Manhattan plot of a rare single-variant genome-wide association to Huntington’s disease within the NeuroBioBank cohort VCF. Plotted are all exonic variants with an allele frequency between 0.0001 and 0.05. Huntington’s cases were defined as any individual with and ICD-10 clinical diagnosis of Huntington’s disease N=615. Individuals without a diagnosis of Huntington’s Disease were used as controls N=8920. The peak observed on chromosome 4 is centered on the HTT gene and the most associated site is the repeat expansion implicated in Huntington’s disease.

DISCUSSION

The National Institutes of Health (NIH) NeuroBioBank repository is a combined effort of six brain tissue repositories to curate clinical data and biological samples to provide a unique resource to researchers who wish to advance knowledge about central nervous system diseases/disorders. Here we expand this resource by adding array genotypes and whole-genome sequencing data from a large cohort of high-quality samples and pair that with an extensive database of disease phenotypes.
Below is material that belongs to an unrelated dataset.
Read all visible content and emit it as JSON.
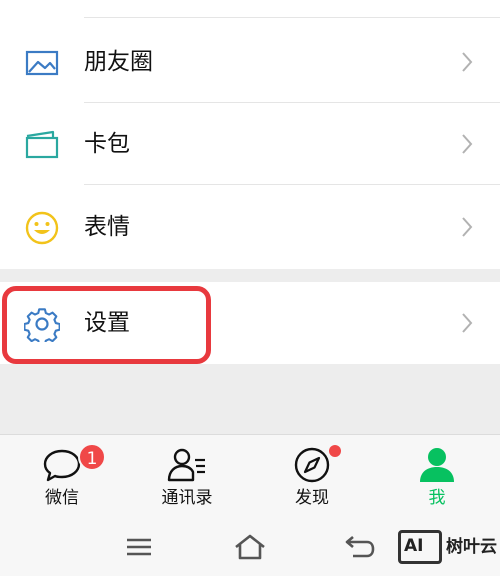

This data is made available to qualified researchers for a broad range of investigations into nervous system disease through the application process described on the NeuroBioBank website (https://nda.nih.gov/nda/access-data-info).

Collected from sites located across the United States, the NBB cohort contains a population of individuals that reflects the underlying demographics of that country. We acknowledge that the cohort is enriched for older individuals and individuals of European descent, but it also encompasses a wide variety of neurological diseases and psychiatric disorders. These diagnoses are focused on common brain-related disorders such as Alzheimer’s disease and related dementias, but the broad collection strategies of these BTR sites have also obtained many tissues diagnosed with rare clinical, neuropathologic and/or genetic diseases. We encourage researchers to explore the variety of diagnoses associated with tissue samples listed on the NeuroBioBank website. Included with the release of the NBB cohort are a variety of data types including the array-based genotype calls, and several single sample WGS result files: a per-sample genome-VCF, a structural variant VCF, CRAM alignment file, each with their associated metrics. In addition, a cohort VCF containing the filtered variants from 9,543 high-quality samples is available and accessible via the NIMH Data Archive.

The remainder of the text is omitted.